Como presidente do G20, a Itália – juntamente com os seus parceiros europeus, dos EUA e do Reino Unido – está a pressionar as economias lentas para que apresentem planos climáticos novos e mais ambiciosos, alinhem as suas estratégias a longo prazo para a neutralidade carbónica até 2050, acabem com os subsídios para os combustíveis fósseis até 2025 e terminem com o financiamento internacional do carvão. Por sua vez, as economias desenvolvidas precisam de elaborar um plano confiável para entregar os 100 mil milhões de dólares por ano que prometeram, para ajudar os países em desenvolvimento a enfrentar as alterações climáticas.

O presidente designado da COP26, Alok Sharma, está a reunir os países desenvolvidos para cumprirem essa promessa e o ministro das Finanças do Reino Unido, Rishi Sunak – que esteve por trás de um recente corte polémico na ajuda internacional do Reino Unido – precisa de intervir. Mas o primeiro-ministro italiano, Mario Draghi, também tem um papel fundamental a desempenhar ao comprometer-se com uma nova responsabilidade de financiamento climático, e de nível mais elevado, para o seu país, bem como convencer os seus homólogos, em particular Xi Jinping, a cooperar.

O presidente dos Estados Unidos, Joe Biden, também precisa de elevar o seu plano. Mesmo que o seu governo atinja a respetiva meta declarada de duplicar os gastos com o financiamento climático para 5,7 mil milhões de dólares por ano, até 2024, os EUA fornecerão apenas cerca de um quarto daquilo que a UE está a entregar atualmente. Isto deveria duplicar para mais de 11 mil milhões de dólares por ano, de forma a acompanhar o ritmo de outros países desenvolvidos e a aproximar-se da parcela justa dos EUA, estimada em cerca de 40% dos 100 mil milhões de dólares.

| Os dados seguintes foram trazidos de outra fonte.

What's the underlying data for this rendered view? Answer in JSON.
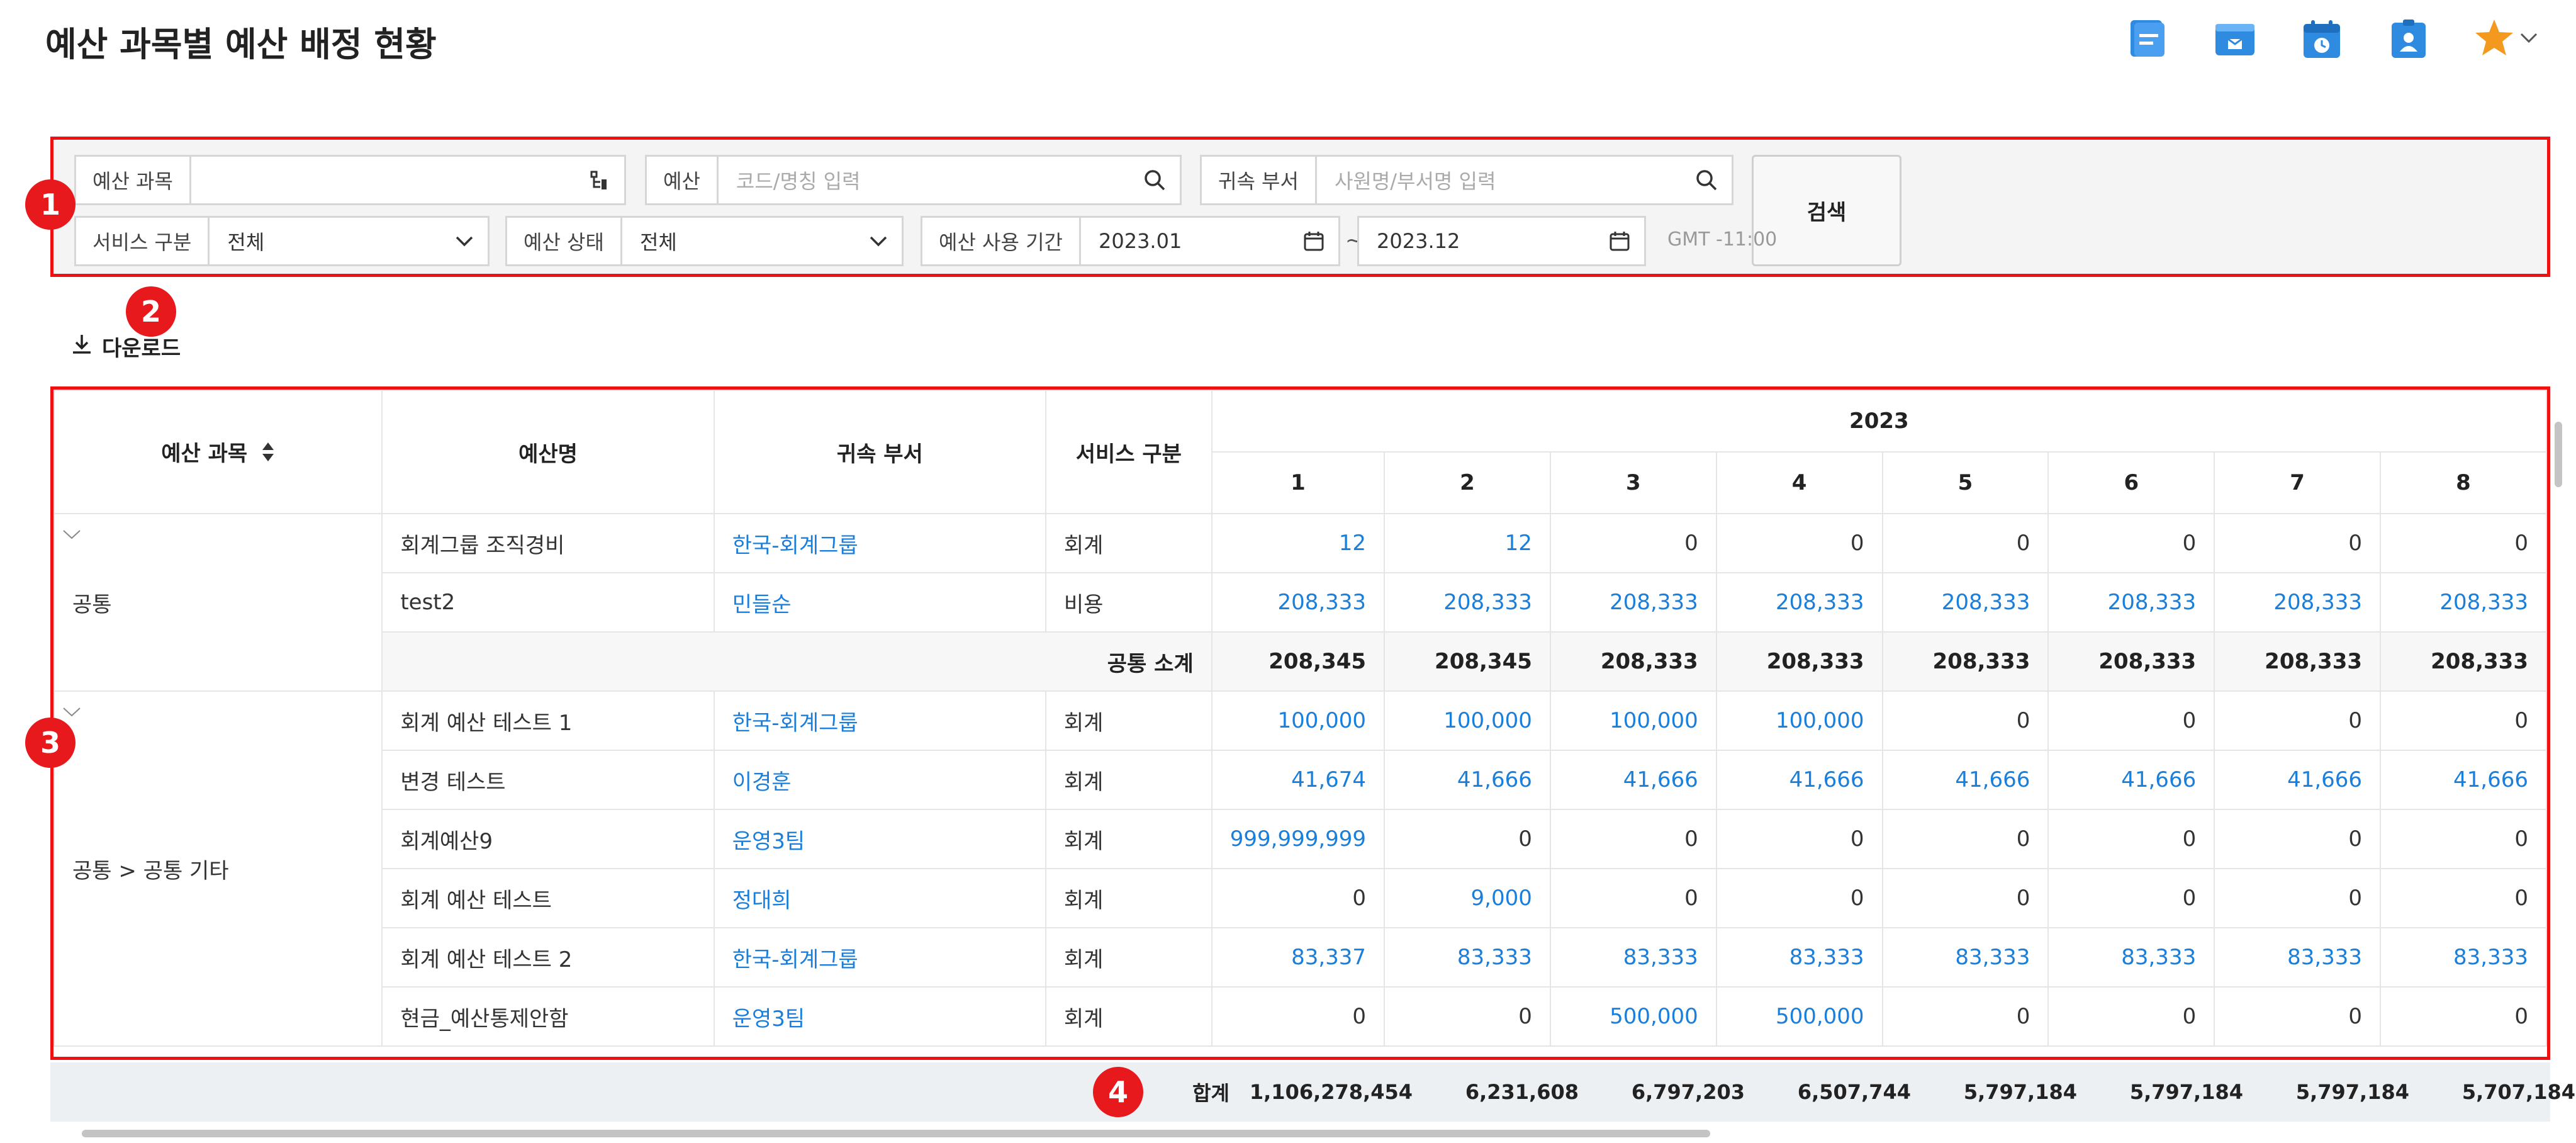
{
  "title": "예산 과목별 예산 배정 현황",
  "header_icons": [
    "document-icon",
    "mail-icon",
    "calendar-icon",
    "contact-icon",
    "star-icon",
    "chevron-down-icon"
  ],
  "filters": {
    "budget_subject": {
      "label": "예산 과목",
      "value": ""
    },
    "budget": {
      "label": "예산",
      "placeholder": "코드/명칭 입력"
    },
    "department": {
      "label": "귀속 부서",
      "placeholder": "사원명/부서명 입력"
    },
    "service_type": {
      "label": "서비스 구분",
      "value": "전체"
    },
    "budget_status": {
      "label": "예산 상태",
      "value": "전체"
    },
    "period": {
      "label": "예산 사용 기간",
      "from": "2023.01",
      "to": "2023.12",
      "separator": "~"
    },
    "timezone": "GMT -11:00",
    "search_label": "검색"
  },
  "markers": [
    "1",
    "2",
    "3",
    "4"
  ],
  "download_label": "다운로드",
  "table": {
    "headers": {
      "subject": "예산 과목",
      "name": "예산명",
      "department": "귀속 부서",
      "service": "서비스 구분",
      "year": "2023"
    },
    "months": [
      "1",
      "2",
      "3",
      "4",
      "5",
      "6",
      "7",
      "8"
    ],
    "groups": [
      {
        "category": "공통",
        "rows": [
          {
            "name": "회계그룹 조직경비",
            "department": "한국-회계그룹",
            "service": "회계",
            "values": [
              "12",
              "12",
              "0",
              "0",
              "0",
              "0",
              "0",
              "0"
            ]
          },
          {
            "name": "test2",
            "department": "민들순",
            "service": "비용",
            "values": [
              "208,333",
              "208,333",
              "208,333",
              "208,333",
              "208,333",
              "208,333",
              "208,333",
              "208,333"
            ]
          }
        ],
        "subtotal_label": "공통 소계",
        "subtotal": [
          "208,345",
          "208,345",
          "208,333",
          "208,333",
          "208,333",
          "208,333",
          "208,333",
          "208,333"
        ]
      },
      {
        "category": "공통 > 공통 기타",
        "rows": [
          {
            "name": "회계 예산 테스트 1",
            "department": "한국-회계그룹",
            "service": "회계",
            "values": [
              "100,000",
              "100,000",
              "100,000",
              "100,000",
              "0",
              "0",
              "0",
              "0"
            ]
          },
          {
            "name": "변경 테스트",
            "department": "이경훈",
            "service": "회계",
            "values": [
              "41,674",
              "41,666",
              "41,666",
              "41,666",
              "41,666",
              "41,666",
              "41,666",
              "41,666"
            ]
          },
          {
            "name": "회계예산9",
            "department": "운영3팀",
            "service": "회계",
            "values": [
              "999,999,999",
              "0",
              "0",
              "0",
              "0",
              "0",
              "0",
              "0"
            ]
          },
          {
            "name": "회계 예산 테스트",
            "department": "정대희",
            "service": "회계",
            "values": [
              "0",
              "9,000",
              "0",
              "0",
              "0",
              "0",
              "0",
              "0"
            ]
          },
          {
            "name": "회계 예산 테스트 2",
            "department": "한국-회계그룹",
            "service": "회계",
            "values": [
              "83,337",
              "83,333",
              "83,333",
              "83,333",
              "83,333",
              "83,333",
              "83,333",
              "83,333"
            ]
          },
          {
            "name": "현금_예산통제안함",
            "department": "운영3팀",
            "service": "회계",
            "values": [
              "0",
              "0",
              "500,000",
              "500,000",
              "0",
              "0",
              "0",
              "0"
            ]
          }
        ]
      }
    ],
    "total_label": "합계",
    "totals": [
      "1,106,278,454",
      "6,231,608",
      "6,797,203",
      "6,507,744",
      "5,797,184",
      "5,797,184",
      "5,797,184",
      "5,707,184"
    ]
  },
  "colors": {
    "accent": "#1a7fdb",
    "marker": "#e8191c",
    "highlight_border": "#ee1111",
    "icon_blue": "#2f8be0",
    "star": "#f39a1e"
  }
}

No entanto, estes são meramente imperativos a curto prazo e as alterações climáticas não são uma ameaça a curto prazo. A longo prazo, os países do G20 têm de liderar na conceção e construção de um sistema económico e financeiro global mais verde e justo.

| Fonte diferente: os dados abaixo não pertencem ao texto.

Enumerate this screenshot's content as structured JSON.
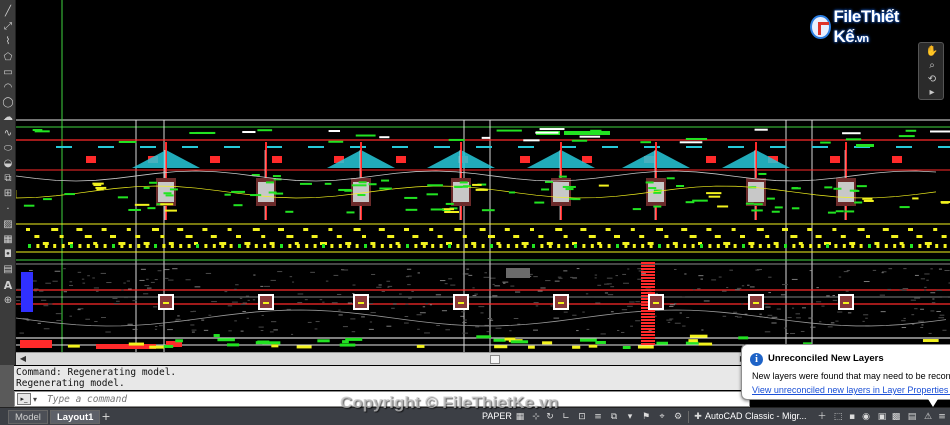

A reforma institucional será difícil, mas é essencial para garantir que a resiliência climática, a descarbonização e a desigualdade recebam a atenção que merecem. Por exemplo, o G20 deveria pressionar o FMI a ir mais longe no fornecimento de alívio da dívida aos países pobres e apoiar a sua proposta de criar um novo Fundo de Resiliência e Sustentabilidade vinculado à realocação de direitos de saque especiais para permitir que os países empreendam reformas e políticas verdes. E deve pressionar o Banco Mundial e os bancos regionais de desenvolvimento para agirem com muito mais rapidez na redistribuição de financiamentos de petróleo, gás e carvão para a economia verde.

De maneira exigente, o G20 deveria adotar o roteiro plurianual de finanças sustentáveis ​​atualmente em discussão entre Sharon Yang, vice-secretária adjunta do Tesouro dos EUA, e Ma Jun, representante do Banco Popular da China, na qualidade de copresidentes do Grupo de Trabalho de Finanças Sustentáveis ​​do G20. Este seria um passo importante para harmonizar as normas globais de financiamento verde e alinhar os fluxos com o Acordo de Paris, e para fortalecer a cooperação entre os EUA e a China. Os países do G20 também devem apoiar o apelo de Mark Carney, o enviado da ONU para o financiamento climático, para garantir que os relatórios de risco climático se tornem obrigatórios antes ou até a COP26 e para que as empresas invistam em planos de transição para a neutralidade carbónica.

Estas medidas não garantirão o sucesso na COP26. Mas seriam um começo sólido. Este mês, os líderes do G20 devem lembrar-se que somente eles têm o poder para colocar o mundo no caminho certo.